Des souches de mildiou de la pomme de terre résistantes aux principaux fongicides, et en particulier aux amides d’acide carboxylique (CAA) et oxathiapiproline, se développent en Europe du Nord, et migrent au Sud. La lignée 43_A1, dont une partie importante des souches est résistante à la famille des CAA (et notamment à la mandipropamide), a été découverte en 2018 au Danemark.

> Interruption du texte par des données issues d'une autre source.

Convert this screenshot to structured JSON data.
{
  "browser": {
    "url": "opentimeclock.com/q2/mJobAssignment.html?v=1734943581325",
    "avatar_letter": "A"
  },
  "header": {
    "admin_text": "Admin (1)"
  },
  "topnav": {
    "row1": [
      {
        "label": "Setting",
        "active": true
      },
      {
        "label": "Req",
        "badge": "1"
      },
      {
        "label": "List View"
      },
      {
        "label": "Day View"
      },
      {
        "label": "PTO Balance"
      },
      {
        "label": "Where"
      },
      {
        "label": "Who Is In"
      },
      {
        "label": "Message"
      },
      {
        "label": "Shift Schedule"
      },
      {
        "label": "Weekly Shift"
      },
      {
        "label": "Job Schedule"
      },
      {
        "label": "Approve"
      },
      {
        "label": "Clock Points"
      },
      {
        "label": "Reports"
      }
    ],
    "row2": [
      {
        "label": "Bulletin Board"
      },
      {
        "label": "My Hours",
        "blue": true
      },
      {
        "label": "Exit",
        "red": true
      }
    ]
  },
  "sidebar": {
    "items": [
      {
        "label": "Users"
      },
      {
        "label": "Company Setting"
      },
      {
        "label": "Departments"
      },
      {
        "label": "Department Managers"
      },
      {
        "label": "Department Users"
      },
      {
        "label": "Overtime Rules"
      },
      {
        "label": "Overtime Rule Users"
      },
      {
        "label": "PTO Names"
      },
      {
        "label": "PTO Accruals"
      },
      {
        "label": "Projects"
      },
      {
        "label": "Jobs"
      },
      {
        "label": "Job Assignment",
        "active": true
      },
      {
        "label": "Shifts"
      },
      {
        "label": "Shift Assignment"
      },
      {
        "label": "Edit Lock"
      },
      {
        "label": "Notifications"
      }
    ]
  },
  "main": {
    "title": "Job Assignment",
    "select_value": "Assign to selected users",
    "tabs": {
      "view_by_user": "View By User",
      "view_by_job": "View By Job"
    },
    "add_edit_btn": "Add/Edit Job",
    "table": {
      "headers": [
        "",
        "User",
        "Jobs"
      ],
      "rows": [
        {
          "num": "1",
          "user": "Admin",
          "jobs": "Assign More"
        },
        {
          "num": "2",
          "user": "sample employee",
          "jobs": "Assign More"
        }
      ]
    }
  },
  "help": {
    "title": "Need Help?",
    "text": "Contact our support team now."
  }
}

En 2024, elle a été mise en évidence dans les populations françaises de Phytophthora infestans. Pierre Deroo, ingénieur Arvalis, est revenu sur les facteurs qui ont favorisé l’émergence et la sélection de cette lignée, lors de la journée technique pomme de terre du 21 novembre dernier.
Un terrain favorable
Dans les pays du Nord, l’agent du mildiou se reproduit de manière asexuée mais aussi sexuée, ce qui n’est pas le cas en France. Il en découle une grande variabilité génétique de populations de Phytophthora infestans, ce qui favorise l’apparition de mutations et augmente la probabilité de résistance.
« Une mutation est un mécanisme aveugle et aléatoire, précise l’ingénieur. Si nous ne sommes pas responsables de son émergence, nous le sommes de sa sélection : plus on applique une pression de sélection en faveur de son caractère de résistance, plus sa fréquence augmente. » La diversité des variétés cultivées au Danemark est par ailleurs faible, et la plupart sont sensibles au mildiou.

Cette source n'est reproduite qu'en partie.